In 1906, Isabella gave birth to a daughter, whom she named after her mother, Martha. Patty enjoyed her role as grandmother and two years later, a grandson was added to the family, named Robert. When Isabella and her family moved to New Mexico in 1910, Patty went out and stayed in tents with them, giving lessons to her grandchildren since there was no school nearby. She also took several trips to Europe and was even stranded in Germany when World War One began in 1914, though she made it safely back to the states. Isabella built a small house for her mother at her Burro Mountain Homestead near Tyrone, New Mexico, and another in Santa Barbara. In the last years of her life, Patty suffered from pleurisy, nerves, and digestive problems and often complained that no one took her troubles seriously. She died in the early morning hours of July 18, 1923, far from Boone, in the mountains of New Mexico. She requested that her body be cremated and her ashes buried with Tilden in the family graveyard. Patty’s death hit her “owny mommy” very hard, but Theodore Roosevelt’s sister, Corinne R. Robinson wrote to comfort her, “Oh! How she loved Boone, & the room she had as a child, & all of its memories. No one could love as Patty loved, or do for those she loved as Patty did. I feel starved when I think of trying to do without her love, which she gave me so generously & freely.”9


1 Patty Flandrau to Julia Dinsmore, 29 December 1872.
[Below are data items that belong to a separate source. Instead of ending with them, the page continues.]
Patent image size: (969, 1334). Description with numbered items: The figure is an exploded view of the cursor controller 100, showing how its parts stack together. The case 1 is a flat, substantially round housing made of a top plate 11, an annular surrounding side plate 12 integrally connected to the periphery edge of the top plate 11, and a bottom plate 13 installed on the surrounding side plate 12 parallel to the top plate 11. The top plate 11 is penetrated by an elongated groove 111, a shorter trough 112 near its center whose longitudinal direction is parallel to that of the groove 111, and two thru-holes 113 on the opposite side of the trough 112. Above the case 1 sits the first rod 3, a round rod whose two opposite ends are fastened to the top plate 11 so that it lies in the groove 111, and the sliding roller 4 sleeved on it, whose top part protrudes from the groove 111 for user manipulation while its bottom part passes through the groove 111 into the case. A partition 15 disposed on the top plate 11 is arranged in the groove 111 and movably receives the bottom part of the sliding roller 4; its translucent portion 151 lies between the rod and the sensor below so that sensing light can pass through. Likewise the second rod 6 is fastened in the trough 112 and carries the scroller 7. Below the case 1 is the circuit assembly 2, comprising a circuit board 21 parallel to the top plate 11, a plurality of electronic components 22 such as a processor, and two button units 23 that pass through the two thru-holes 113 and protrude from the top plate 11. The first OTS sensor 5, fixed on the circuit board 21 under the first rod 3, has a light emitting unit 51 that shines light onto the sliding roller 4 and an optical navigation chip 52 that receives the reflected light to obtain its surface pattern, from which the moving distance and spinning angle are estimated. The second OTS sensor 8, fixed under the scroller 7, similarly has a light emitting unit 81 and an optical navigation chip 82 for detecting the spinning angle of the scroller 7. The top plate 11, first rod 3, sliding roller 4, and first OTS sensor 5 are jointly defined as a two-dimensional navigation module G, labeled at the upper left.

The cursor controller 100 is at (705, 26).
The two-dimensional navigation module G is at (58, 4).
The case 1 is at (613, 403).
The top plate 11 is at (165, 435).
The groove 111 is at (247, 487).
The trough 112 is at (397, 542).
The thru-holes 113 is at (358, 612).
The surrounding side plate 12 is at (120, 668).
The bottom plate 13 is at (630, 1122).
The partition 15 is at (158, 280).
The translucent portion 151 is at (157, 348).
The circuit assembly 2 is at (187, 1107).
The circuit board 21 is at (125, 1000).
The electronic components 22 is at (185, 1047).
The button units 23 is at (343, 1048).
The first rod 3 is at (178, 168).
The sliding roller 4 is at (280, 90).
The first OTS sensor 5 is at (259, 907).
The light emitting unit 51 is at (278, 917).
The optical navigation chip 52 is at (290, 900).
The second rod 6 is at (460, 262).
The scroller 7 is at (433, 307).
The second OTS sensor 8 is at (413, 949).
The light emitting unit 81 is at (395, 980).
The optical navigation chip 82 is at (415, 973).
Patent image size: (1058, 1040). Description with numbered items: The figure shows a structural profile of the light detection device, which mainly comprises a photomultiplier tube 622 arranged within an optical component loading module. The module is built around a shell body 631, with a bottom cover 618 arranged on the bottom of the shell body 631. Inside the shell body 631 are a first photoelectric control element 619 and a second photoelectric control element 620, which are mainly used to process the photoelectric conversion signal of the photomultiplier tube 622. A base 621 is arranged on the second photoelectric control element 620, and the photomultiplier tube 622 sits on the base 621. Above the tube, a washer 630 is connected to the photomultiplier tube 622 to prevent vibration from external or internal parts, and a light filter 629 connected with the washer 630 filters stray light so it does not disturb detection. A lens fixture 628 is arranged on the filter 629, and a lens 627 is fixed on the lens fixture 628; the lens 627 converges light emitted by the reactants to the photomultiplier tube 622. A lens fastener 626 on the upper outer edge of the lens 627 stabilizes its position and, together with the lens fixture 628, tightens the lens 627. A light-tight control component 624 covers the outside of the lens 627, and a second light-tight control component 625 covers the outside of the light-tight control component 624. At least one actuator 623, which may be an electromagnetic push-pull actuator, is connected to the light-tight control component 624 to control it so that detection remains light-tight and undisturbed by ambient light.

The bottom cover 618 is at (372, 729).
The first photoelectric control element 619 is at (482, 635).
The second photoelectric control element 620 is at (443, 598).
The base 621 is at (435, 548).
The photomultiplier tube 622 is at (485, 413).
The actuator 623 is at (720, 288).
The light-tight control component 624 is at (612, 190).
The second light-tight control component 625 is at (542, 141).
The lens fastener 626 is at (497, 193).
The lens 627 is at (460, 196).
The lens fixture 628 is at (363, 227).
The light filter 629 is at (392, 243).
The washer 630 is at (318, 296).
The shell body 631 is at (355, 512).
2 Charles Flandrau to Patty Flandrau, 1 February 1878.
3 Charles Flandrau to Patty Flandrau, 8 March 1879.
4 Ibid.
5 Quoted in Joseph P. Lash, Love, Eleanor: Eleanor Roosevelt and Her Friends (Garden City, NY: Doubleday & Company, Inc., 1982), 52.
6 Patty F. Selmes to Rebecca B. Flandrau, 6 August 1895.
7 Isabella S. Ferguson to Mary Selmes, 14 August 1923.
8 Martha F. Selmes to Julia Dinsmore, 13 July 1905.
9 Corinne R. Robinson to Julia Dinsmore, 19 July 1923.